"E recusaram ouvir-te e não se lembraram das tuas maravilhas que lhes fizeste e endureceram a sua cerviz e na sua rebelião levantaram um chefe a fim de voltarem para a sua servidão porém tu ó Deus perdoador clemente e misericordioso tardio em irar-te e grande em beneficência tu os não desamparaste"
Textus Receptus
"e se recusaram a obedecer, nem atentaram para as maravilhas que tu fizeste no meio deles; mas endureceram o seu pescoço, e na sua rebelião, indicaram um capitão para retornarem à servidão; mas tu és um Deus pronto a perdoar, gracioso e misericordioso, tardio em irar-se, e de grande bondade, e não os abandonastes."

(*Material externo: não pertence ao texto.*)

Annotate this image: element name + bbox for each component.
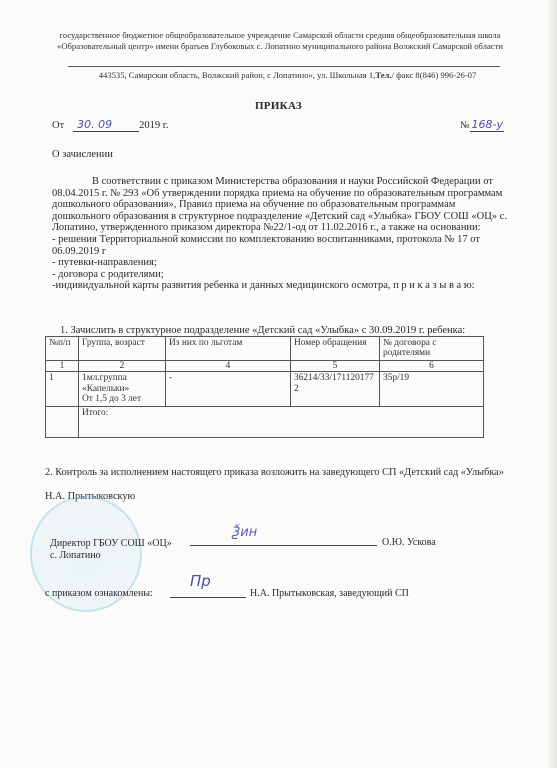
header-cell: №п/п bbox=[46, 337, 79, 361]
table-numbering-row: 1 2 4 5 6 bbox=[46, 361, 484, 372]
column-number: 6 bbox=[380, 361, 484, 372]
group-cell: 1мл.группа «Капельки» От 1,5 до 3 лет bbox=[79, 372, 166, 406]
group-age: От 1,5 до 3 лет bbox=[82, 394, 162, 404]
enrollment-table: №п/п Группа, возраст Из них по льготам Н… bbox=[45, 336, 484, 438]
document-title: ПРИКАЗ bbox=[0, 100, 557, 112]
header-cell: Номер обращения bbox=[291, 337, 380, 361]
director-position: Директор ГБОУ СОШ «ОЦ» bbox=[50, 538, 172, 550]
number-label: № bbox=[460, 120, 470, 131]
column-number: 5 bbox=[291, 361, 380, 372]
row-number: 1 bbox=[46, 372, 79, 406]
basis-item: - решения Территориальной комиссии по ко… bbox=[52, 234, 512, 257]
director-title: Директор ГБОУ СОШ «ОЦ» с. Лопатино bbox=[50, 538, 172, 561]
group-nickname: «Капельки» bbox=[82, 384, 162, 394]
date-handwritten: 30. 09 bbox=[73, 119, 139, 132]
header-cell: Из них по льготам bbox=[166, 337, 291, 361]
order-item-1: 1. Зачислить в структурное подразделение… bbox=[60, 325, 465, 336]
order-body: В соответствии с приказом Министерства о… bbox=[52, 176, 512, 292]
table-header-row: №п/п Группа, возраст Из них по льготам Н… bbox=[46, 337, 484, 361]
address-text: 443535, Самарская область, Волжский райо… bbox=[99, 70, 376, 80]
fax-text: / факс 8(846) 996-26-07 bbox=[392, 70, 477, 80]
header-cell: № договора с родителями bbox=[380, 337, 484, 361]
group-name: 1мл.группа bbox=[82, 373, 162, 383]
organization-name: государственное бюджетное общеобразовате… bbox=[40, 30, 520, 51]
acknowledgement-signature: Пр bbox=[190, 572, 211, 590]
acknowledgement-name: Н.А. Прытыковская, заведующий СП bbox=[250, 588, 409, 599]
director-name: О.Ю. Ускова bbox=[382, 537, 436, 548]
basis-item: - путевки-направления; bbox=[52, 257, 512, 269]
column-number: 2 bbox=[79, 361, 166, 372]
request-number-cell: 36214/33/1711201772 bbox=[291, 372, 380, 406]
number-handwritten: 168-у bbox=[470, 119, 504, 132]
acknowledgement-label: с приказом ознакомлены: bbox=[45, 588, 153, 599]
header-cell: Группа, возраст bbox=[79, 337, 166, 361]
contract-number-cell: 35р/19 bbox=[380, 372, 484, 406]
basis-item: - договора с родителями; bbox=[52, 269, 512, 281]
tel-label: Тел. bbox=[375, 70, 391, 80]
basis-item: -индивидуальной карты развития ребенка и… bbox=[52, 280, 512, 292]
scan-edge-shadow bbox=[549, 0, 557, 768]
total-label: Итого: bbox=[79, 406, 484, 437]
director-location: с. Лопатино bbox=[50, 550, 172, 562]
director-signature-line bbox=[190, 530, 377, 546]
column-number: 1 bbox=[46, 361, 79, 372]
order-number: №168-у bbox=[460, 119, 504, 132]
order-subject: О зачислении bbox=[52, 149, 113, 160]
total-empty-cell bbox=[46, 406, 79, 437]
director-signature: Ѯин bbox=[232, 525, 257, 540]
document-page: государственное бюджетное общеобразовате… bbox=[0, 0, 557, 768]
table-row: 1 1мл.группа «Капельки» От 1,5 до 3 лет … bbox=[46, 372, 484, 406]
organization-address: 443535, Самарская область, Волжский райо… bbox=[60, 70, 515, 80]
column-number: 4 bbox=[166, 361, 291, 372]
table-total-row: Итого: bbox=[46, 406, 484, 437]
date-suffix: 2019 г. bbox=[139, 120, 168, 131]
benefits-cell: - bbox=[166, 372, 291, 406]
order-item-2: 2. Контроль за исполнением настоящего пр… bbox=[45, 461, 515, 509]
header-divider bbox=[68, 66, 500, 67]
preamble-paragraph: В соответствии с приказом Министерства о… bbox=[52, 176, 512, 234]
order-date: От30. 092019 г. bbox=[52, 119, 169, 132]
date-prefix: От bbox=[52, 120, 64, 131]
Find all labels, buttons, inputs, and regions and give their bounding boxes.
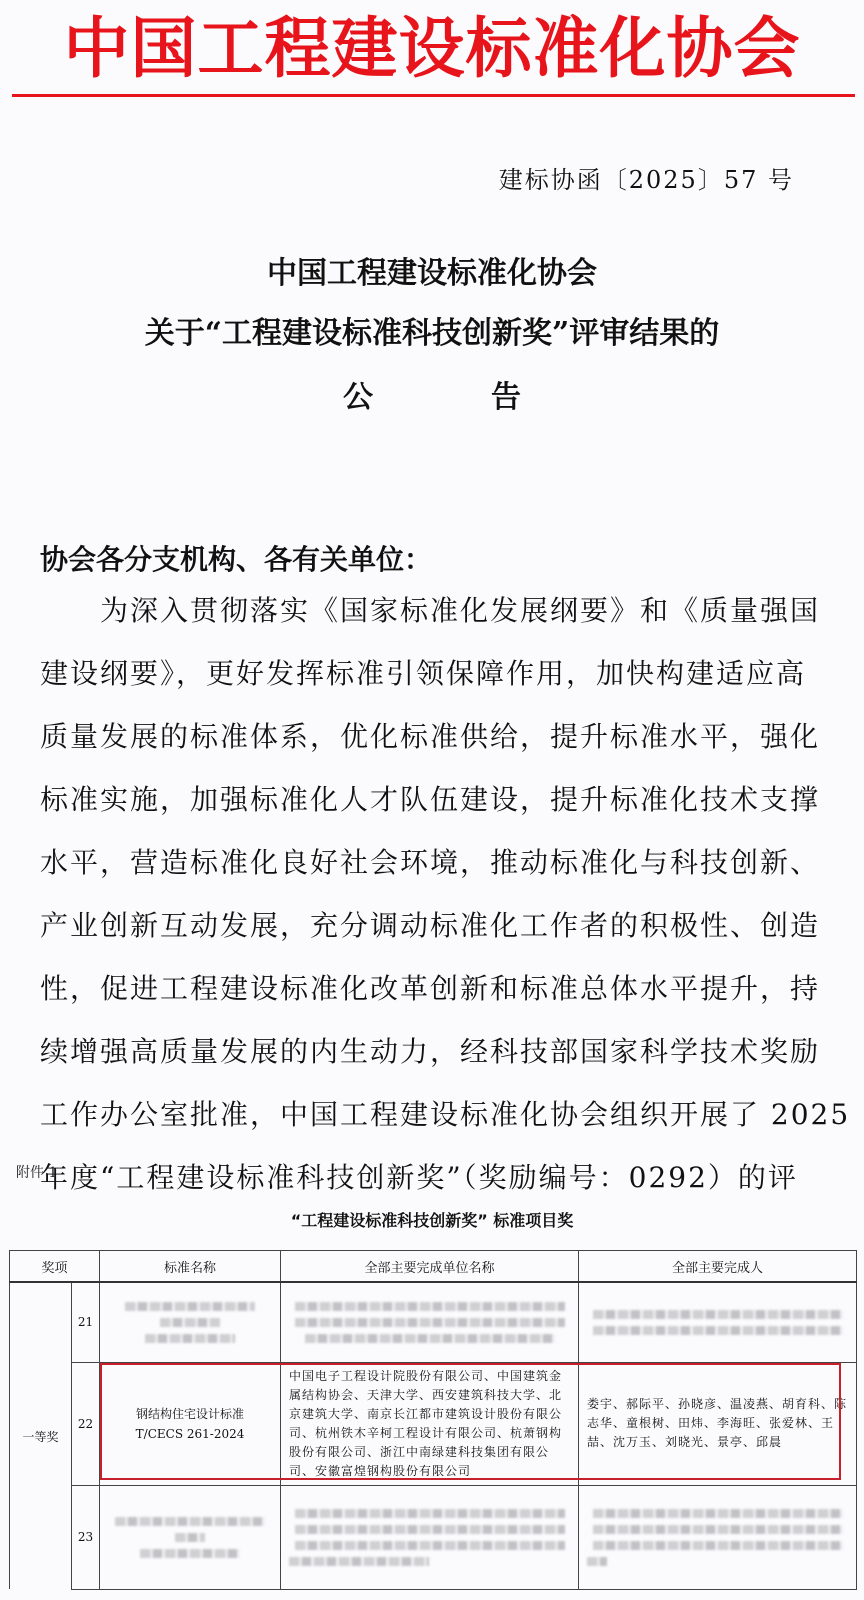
table-row: 23 (10, 1485, 857, 1589)
table-header-row: 奖项 标准名称 全部主要完成单位名称 全部主要完成人 (10, 1251, 857, 1283)
body-line: 建设纲要》，更好发挥标准引领保障作用，加快构建适应高 (40, 650, 830, 713)
body-line: 为深入贯彻落实《国家标准化发展纲要》和《质量强国 (40, 587, 830, 650)
body-line: 水平，营造标准化良好社会环境，推动标准化与科技创新、 (40, 839, 830, 902)
body-line: 标准实施，加强标准化人才队伍建设，提升标准化技术支撑 (40, 776, 830, 839)
standard-name: 钢结构住宅设计标准 (100, 1404, 280, 1424)
standard-code: T/CECS 261-2024 (100, 1424, 280, 1444)
document-number: 建标协函〔2025〕57 号 (499, 160, 794, 195)
body-line: 性，促进工程建设标准化改革创新和标准总体水平提升，持 (40, 965, 830, 1028)
blurred-standard-name (100, 1282, 281, 1362)
award-level-cell: 一等奖 (10, 1282, 72, 1589)
blurred-persons (579, 1282, 857, 1362)
award-table: 奖项 标准名称 全部主要完成单位名称 全部主要完成人 一等奖 21 22 钢结构… (9, 1250, 857, 1590)
units-cell: 中国电子工程设计院股份有限公司、中国建筑金属结构协会、天津大学、西安建筑科技大学… (281, 1362, 579, 1485)
body-line: 续增强高质量发展的内生动力，经科技部国家科学技术奖励 (40, 1028, 830, 1091)
blurred-persons (579, 1485, 857, 1589)
body-line: 质量发展的标准体系，优化标准供给，提升标准水平，强化 (40, 713, 830, 776)
attachment-label: 附件 1 (16, 1162, 57, 1182)
blurred-units (281, 1282, 579, 1362)
table-title: “工程建设标准科技创新奖” 标准项目奖 (0, 1208, 864, 1231)
body-line: 工作办公室批准，中国工程建设标准化协会组织开展了 2025 (40, 1091, 830, 1154)
blurred-units (281, 1485, 579, 1589)
title-line-3-b: 告 (491, 380, 521, 415)
title-line-2: 关于“工程建设标准科技创新奖”评审结果的 (0, 308, 864, 352)
persons-cell: 娄宇、郝际平、孙晓彦、温凌燕、胡育科、陈志华、童根树、田炜、李海旺、张爱林、王喆… (579, 1362, 857, 1485)
title-line-3: 公告 (0, 372, 864, 416)
table-row-highlighted: 22 钢结构住宅设计标准 T/CECS 261-2024 中国电子工程设计院股份… (10, 1362, 857, 1485)
blurred-standard-name (100, 1485, 281, 1589)
standard-name-cell: 钢结构住宅设计标准 T/CECS 261-2024 (100, 1362, 281, 1485)
salutation: 协会各分支机构、各有关单位： (40, 538, 432, 578)
letterhead-org-name: 中国工程建设标准化协会 (0, 8, 864, 88)
title-line-1: 中国工程建设标准化协会 (0, 248, 864, 292)
row-number: 22 (72, 1362, 100, 1485)
column-header-standard-name: 标准名称 (100, 1251, 281, 1283)
table-row: 一等奖 21 (10, 1282, 857, 1362)
title-line-3-a: 公 (343, 380, 373, 415)
row-number: 23 (72, 1485, 100, 1589)
column-header-award: 奖项 (10, 1251, 100, 1283)
column-header-units: 全部主要完成单位名称 (281, 1251, 579, 1283)
row-number: 21 (72, 1282, 100, 1362)
letterhead-divider (12, 94, 855, 97)
body-paragraph: 为深入贯彻落实《国家标准化发展纲要》和《质量强国 建设纲要》，更好发挥标准引领保… (40, 587, 830, 1217)
body-line: 产业创新互动发展，充分调动标准化工作者的积极性、创造 (40, 902, 830, 965)
column-header-persons: 全部主要完成人 (579, 1251, 857, 1283)
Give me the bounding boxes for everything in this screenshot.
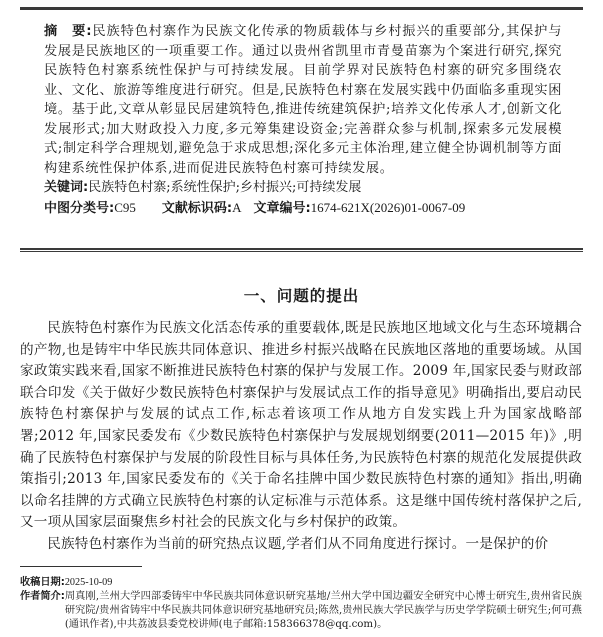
abstract-text: 民族特色村寨作为民族文化传承的物质载体与乡村振兴的重要部分,其保护与发展是民族地…	[44, 24, 562, 176]
keywords: 关键词:民族特色村寨;系统性保护;乡村振兴;可持续发展	[44, 178, 562, 198]
keywords-label: 关键词:	[44, 180, 88, 195]
body-text: 民族特色村寨作为民族文化活态传承的重要载体,既是民族地区地域文化与生态环境耦合的…	[20, 318, 582, 556]
author-label: 作者简介:	[20, 590, 65, 632]
article-no-label: 文章编号:	[253, 201, 310, 216]
classification-line: 中图分类号:C95文献标识码:A文章编号:1674-621X(2026)01-0…	[44, 198, 562, 219]
abstract: 摘 要:民族特色村寨作为民族文化传承的物质载体与乡村振兴的重要部分,其保护与发展…	[44, 22, 562, 178]
abstract-divider	[20, 248, 583, 252]
clc-value: C95	[114, 200, 136, 215]
abstract-label: 摘 要:	[44, 24, 92, 39]
footnote: 收稿日期: 2025-10-09 作者简介: 周真刚,兰州大学四部委铸牢中华民族…	[20, 576, 582, 632]
received-date: 收稿日期: 2025-10-09	[20, 576, 582, 590]
section-heading: 一、问题的提出	[0, 284, 603, 306]
clc-label: 中图分类号:	[44, 201, 114, 216]
top-rule	[20, 7, 583, 10]
article-no-value: 1674-621X(2026)01-0067-09	[311, 200, 466, 215]
keywords-text: 民族特色村寨;系统性保护;乡村振兴;可持续发展	[88, 180, 361, 195]
paragraph: 民族特色村寨作为当前的研究热点议题,学者们从不同角度进行探讨。一是保护的价	[20, 534, 582, 556]
doc-code-label: 文献标识码:	[162, 201, 232, 216]
received-value: 2025-10-09	[65, 576, 582, 590]
author-info: 作者简介: 周真刚,兰州大学四部委铸牢中华民族共同体意识研究基地/兰州大学中国边…	[20, 590, 582, 632]
author-value: 周真刚,兰州大学四部委铸牢中华民族共同体意识研究基地/兰州大学中国边疆安全研究中…	[65, 590, 582, 632]
paragraph: 民族特色村寨作为民族文化活态传承的重要载体,既是民族地区地域文化与生态环境耦合的…	[20, 318, 582, 534]
footnote-rule	[20, 566, 142, 567]
doc-code-value: A	[232, 200, 241, 215]
abstract-block: 摘 要:民族特色村寨作为民族文化传承的物质载体与乡村振兴的重要部分,其保护与发展…	[44, 22, 562, 219]
received-label: 收稿日期:	[20, 576, 65, 590]
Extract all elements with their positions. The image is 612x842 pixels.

O versículo descreve a ingratidão e rebeldia de Israel para com Deus, que, apesar de suas ofensas, não os abandonou devido à Sua misericórdia e perdão.
Explicação Histórica
O texto destaca a recusa do povo em ouvir a Deus ('recusaram ouvir-te'), a falta de memória de Suas obras maravilhosas ('não se lembraram das tuas maravilhas') e a teimosia em sua rebelião ('endureceram a sua cerviz', 'na sua rebelião levantaram um chefe'). A expressão 'endureceram a sua cerviz' é uma metáfora hebraica para teimosia e obstinação. A menção de 'levantar um chefe' refere-se à intenção de retornar à escravidão (servidão) no Egito, simbolizando a rejeição da liderança divina e da terra prometida. Em contraste, o versículo exalta o caráter de Deus como 'Deus perdoador, clemente e misericordioso, tardio em irar-te, e grande em beneficência', atributos frequentemente declarados em Êxodo 34:6-7, que enfatizam a natureza paciente e benevolente de Deus, que não desampara Seu povo apesar de suas falhas.
Interpretação Doutrinária
Este versículo reforça a doutrina da soberania e fidelidade de Deus, mesmo diante da pecaminosidade humana. Ele demonstra a necessidade do arrependimento e da fé, pois a salvação e a manutenção do relacionamento com Deus não se baseiam nos méritos humanos, mas na graça divina. A persistência de Deus em não desamparar Seu povo, apesar de suas falhas, aponta para o caráter de um Deus que oferece perdão e restauração através de Sua infinita misericórdia, um tema central na salvação oferecida em Cristo Jesus.
Aplicação Prática
Devemos refletir sobre a nossa própria tendência à ingratidão e teimosia para com Deus. Precisamos nos lembrar constantemente das maravilhas que Deus tem operado em nossas vidas e na história da Igreja, resistindo à tentação de voltar a velhos hábitos pecaminosos ou de desanimar diante das dificuldades. A compreensão da misericórdia e do perdão de Deus nos deve motivar a buscar uma vida de obediência e gratidão, confiando em Sua fidelidade e nunca desamparando Sua obra.
Precauções de Leitura
Evitar interpretar este versículo de forma a justificar a persistência no pecado, sugerindo que a misericórdia divina torna o arrependimento desnecessário. O perdão de Deus é oferecido mediante o arrependimento sincero, não como licença para pecar. A referência aos atributos de Deus (Êxodo 34:6-7) não deve ser usada para negar a justiça divina ou a necessidade de santificação.